The Center for Medicare and Medicaid Services recently updated its estimate of National Health Spending. This unusual mid-year update, delivered in an article in Health Affairs, reflects changes due to the passage of the health care reform law in March, along with a few smaller legislative changes since then.
The overall picture is that within the 2009-2019 time period, projected total national health care spending will slightly increase relative to where it would have been without passage of reform. Annual spending growth will average 0.2 percent higher over the projection period. As a nation, we will go from spending 17.3 percent of GDP on health care in 2009 to 19.3 percent of GDP in 2019, a figure 0.3 percent of GDP higher than it would have been without health care reform.
Within these small overall changes, however, there will be major differences in the number of insured and the payers for health insurance. By 2019, approximately 32.5 million more individuals will have health insurance, which will mean coverage of 92.7 percent of the population (compared to 83 percent prior to passage of the legislation). Within that, Medicaid and the Children’s Health Insurance Program (CHIP) enrollment will be one-third higher due to the legislation. Non-employer-provided health insurance enrollment will increase by two-thirds because these policies are the ones to be subsidized by the federal government through the new insurance exchanges.
It is not surprising that increasing the number of insured would lead to an increase in the levels of spending during the initial implementation of the legislation. What is important, however, is the trajectory of health care cost growth over the long-term. On this, the new report doesn’t offer hard numbers, since the projection period includes only five years of the main insurance expansion and only about two years of the primary cost-control elements. This means the Medicare Trustees' Report, released in August, is the most current look at the long term. What the trustees report assumes, is that the bill’s cost-control efforts gradually produce modest savings in the coming decades -- if Congress allows difficult cuts specified by the bill to continue unaltered (for more on this, see this blog post).
What the trustees report is clear on, and this study seconds, is the tremendous uncertainty involved in coming to any conclusions on overall health care costs -- especially over the long term -- from such a complex piece of legislation. What is also clear is that the relatively benign cost increases reported will depend greatly on Congress sticking to the cost controls built in to the legislation, and properly implementing them and the other provisions of the legislation. More than that, what comes through is that we still have a long way to go on controlling health care spending and need to enact more reform. That is because just assuming the increases in spending from recent reform are balanced out, or even slightly eclipsed by savings over the long term, the nation is still left basically treading water in the swamp of health care program unsustainability.
As we stated in our recent Issue Brief, this is why for those concerned that the new legislation is deficient in cost control -- and The Concord Coalition is among this group -- the best approach is to find ways of beefing it up rather than promising the public that we can really have something for nothing. Unfortunately, during campaign season, “getting something for nothing” is a more attractive message.
Claims that the law represents large and rapid deficit reduction are untrue. Furthermore, in campaign debate, one can legitimately argue that the law will end up costing more than anticipated or that some of the proposed savings will fail to materialize. However, the surest way to guarantee exploding deficits would be to leave in place popular insurance reforms and repeal the politically difficult choices that have been made to pay for them.
Attacking Medicare cuts or the insurance tax, the individual insurance mandate, or the legislation's Medicare commission (Independent Payment Advisory Board or IPAB) represents an attack on the most important items from the legislation that have a chance to decrease health care costs.
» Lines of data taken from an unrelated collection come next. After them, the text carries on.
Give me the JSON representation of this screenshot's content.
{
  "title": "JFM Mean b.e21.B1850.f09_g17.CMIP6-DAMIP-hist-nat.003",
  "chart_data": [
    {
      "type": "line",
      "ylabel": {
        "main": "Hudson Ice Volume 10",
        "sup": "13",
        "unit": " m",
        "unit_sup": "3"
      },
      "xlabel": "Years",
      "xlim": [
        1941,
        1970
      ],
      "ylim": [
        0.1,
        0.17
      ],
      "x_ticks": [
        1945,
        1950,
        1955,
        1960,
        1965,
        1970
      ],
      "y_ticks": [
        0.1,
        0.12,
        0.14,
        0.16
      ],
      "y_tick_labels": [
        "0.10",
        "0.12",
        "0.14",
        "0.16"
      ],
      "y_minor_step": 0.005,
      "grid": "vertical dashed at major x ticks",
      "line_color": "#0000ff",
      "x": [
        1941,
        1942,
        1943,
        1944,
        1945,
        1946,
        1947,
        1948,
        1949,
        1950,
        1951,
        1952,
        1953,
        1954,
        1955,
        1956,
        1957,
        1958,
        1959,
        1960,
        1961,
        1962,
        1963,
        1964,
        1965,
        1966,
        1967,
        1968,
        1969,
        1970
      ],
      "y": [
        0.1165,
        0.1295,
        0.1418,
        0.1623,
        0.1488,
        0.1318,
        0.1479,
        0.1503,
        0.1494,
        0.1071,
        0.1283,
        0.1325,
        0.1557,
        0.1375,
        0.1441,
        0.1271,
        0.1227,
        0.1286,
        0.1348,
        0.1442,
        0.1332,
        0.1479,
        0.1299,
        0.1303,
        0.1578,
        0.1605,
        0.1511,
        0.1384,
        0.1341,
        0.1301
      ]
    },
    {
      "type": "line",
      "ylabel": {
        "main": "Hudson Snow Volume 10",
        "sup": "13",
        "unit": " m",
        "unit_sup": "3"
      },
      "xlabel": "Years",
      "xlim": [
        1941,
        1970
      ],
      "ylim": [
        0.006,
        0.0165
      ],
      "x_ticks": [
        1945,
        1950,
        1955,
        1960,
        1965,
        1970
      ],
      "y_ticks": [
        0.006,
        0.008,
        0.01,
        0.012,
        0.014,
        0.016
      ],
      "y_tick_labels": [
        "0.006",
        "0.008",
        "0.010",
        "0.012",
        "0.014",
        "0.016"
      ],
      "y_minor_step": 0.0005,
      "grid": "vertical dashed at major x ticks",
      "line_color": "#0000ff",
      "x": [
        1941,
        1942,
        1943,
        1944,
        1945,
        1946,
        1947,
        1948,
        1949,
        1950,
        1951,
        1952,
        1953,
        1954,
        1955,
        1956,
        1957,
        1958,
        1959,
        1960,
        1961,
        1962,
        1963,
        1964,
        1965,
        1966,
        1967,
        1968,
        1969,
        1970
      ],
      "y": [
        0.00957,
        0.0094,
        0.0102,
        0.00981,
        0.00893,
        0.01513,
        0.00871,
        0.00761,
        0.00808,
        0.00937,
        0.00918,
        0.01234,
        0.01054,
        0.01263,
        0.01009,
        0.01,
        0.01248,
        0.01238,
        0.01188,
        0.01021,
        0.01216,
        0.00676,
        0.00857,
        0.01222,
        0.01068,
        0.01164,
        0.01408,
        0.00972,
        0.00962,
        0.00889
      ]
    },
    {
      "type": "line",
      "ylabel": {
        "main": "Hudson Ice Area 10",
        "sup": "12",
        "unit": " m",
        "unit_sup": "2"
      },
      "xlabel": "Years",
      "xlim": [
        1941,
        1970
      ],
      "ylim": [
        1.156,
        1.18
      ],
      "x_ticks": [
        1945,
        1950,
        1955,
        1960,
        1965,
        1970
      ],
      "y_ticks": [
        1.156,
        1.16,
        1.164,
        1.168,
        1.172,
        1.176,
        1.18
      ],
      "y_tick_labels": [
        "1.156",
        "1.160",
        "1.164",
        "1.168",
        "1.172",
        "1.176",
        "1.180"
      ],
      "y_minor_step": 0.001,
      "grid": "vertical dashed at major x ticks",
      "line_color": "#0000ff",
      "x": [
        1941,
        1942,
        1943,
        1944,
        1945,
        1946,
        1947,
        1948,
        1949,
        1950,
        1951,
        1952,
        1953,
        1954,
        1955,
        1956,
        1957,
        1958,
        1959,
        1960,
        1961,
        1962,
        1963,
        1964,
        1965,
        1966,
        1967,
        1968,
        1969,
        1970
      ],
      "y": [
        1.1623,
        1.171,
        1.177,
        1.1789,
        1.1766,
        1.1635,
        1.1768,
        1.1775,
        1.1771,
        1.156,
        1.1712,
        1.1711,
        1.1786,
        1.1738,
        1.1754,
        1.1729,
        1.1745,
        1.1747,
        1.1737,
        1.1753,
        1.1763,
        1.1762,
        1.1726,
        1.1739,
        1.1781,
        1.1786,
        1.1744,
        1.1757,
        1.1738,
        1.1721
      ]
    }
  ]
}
It isn’t surprising that the least popular elements of the bill, and thus the most politically vulnerable, are the ones that do the most to help control costs. That is often the case with hard and fiscally responsible choices. Ultimately however, the aging of the population and rapid growth of health care costs, which are so devastating to the sustainability of Medicare, Medicaid, and the federal budget, will not wait for politicians to bicker about past health care battles before deciding to tackle the issue again. We cannot afford for dramatic, hyperbolic and misleading discussions of health care in the campaign to eliminate the possibility of responsible policy, as politicians draw lines in the sand or promise “free-lunch” solutions.